Note that in its current state the code is in a bit of a mess. A lot of remnants of some related expiriments are left in the code... Substantial refactoring is needed.
I've started refactoring heavily in the v2 branch, but it's currently not actually working/building in v2. Please post issues on github and I'll try to take a look, but my time on this is very limited :(
word matrix batches
This code was developed as part of my Master's thesis research.

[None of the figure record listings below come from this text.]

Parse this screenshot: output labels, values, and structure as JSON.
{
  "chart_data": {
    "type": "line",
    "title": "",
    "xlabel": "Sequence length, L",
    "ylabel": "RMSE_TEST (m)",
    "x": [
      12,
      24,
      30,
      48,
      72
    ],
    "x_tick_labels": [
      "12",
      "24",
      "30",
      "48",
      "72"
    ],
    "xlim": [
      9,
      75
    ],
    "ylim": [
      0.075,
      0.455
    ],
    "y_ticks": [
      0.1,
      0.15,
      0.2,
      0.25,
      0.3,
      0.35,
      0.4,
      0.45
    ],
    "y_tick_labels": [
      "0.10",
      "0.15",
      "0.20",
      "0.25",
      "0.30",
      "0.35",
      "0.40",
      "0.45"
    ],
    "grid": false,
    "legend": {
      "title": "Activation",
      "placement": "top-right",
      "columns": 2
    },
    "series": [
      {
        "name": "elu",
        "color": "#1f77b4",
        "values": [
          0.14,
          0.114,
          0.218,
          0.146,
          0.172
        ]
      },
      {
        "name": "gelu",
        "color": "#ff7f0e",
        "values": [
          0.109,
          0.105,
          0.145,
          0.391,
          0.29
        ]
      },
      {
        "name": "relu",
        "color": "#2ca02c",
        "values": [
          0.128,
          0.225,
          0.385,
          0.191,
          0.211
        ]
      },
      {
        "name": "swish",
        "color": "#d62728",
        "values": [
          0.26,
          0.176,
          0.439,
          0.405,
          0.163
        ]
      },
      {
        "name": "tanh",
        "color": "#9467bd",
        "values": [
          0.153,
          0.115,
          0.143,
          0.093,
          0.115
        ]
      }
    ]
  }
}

A paper is available that describes the methods in this package on IEEE:
Efficient and accurate Word2Vec implementations in GPU and shared-memory multicore architectures
The work builds upon ideas presented in BIDMach and further refined in Intel's pWord2Vec.
This code supports:
- Both CPU and GPU matrix-based fast Word2Vec
- Both SkipGram and Hierarchical Softmax Word2Vec architectures
This code does not support:
- Distributed computing techniques (see pWord2Vec)
- CBOW Word2Vec architectures
The make file (hackishly) supports g++, CUDA or ICPC.
Different source files are used for different compilers.
To compile, use make:
For g++:
make
For CUDA:
make cuda
For MKL support and ICPC:
make intel
Once made, you can use the scripts in /scripts to run test programs:
Testing g++ or icpc compiled program:
./cpu.sh [num threads]
Testing CUDA (requries 6.0 CUDA capability):
./cuda.numCPUT-batchSize-batchesPerT.sh [num cpu threads] [batch size] [batches per thread]
For all programs, to get test data:
./get-data.sh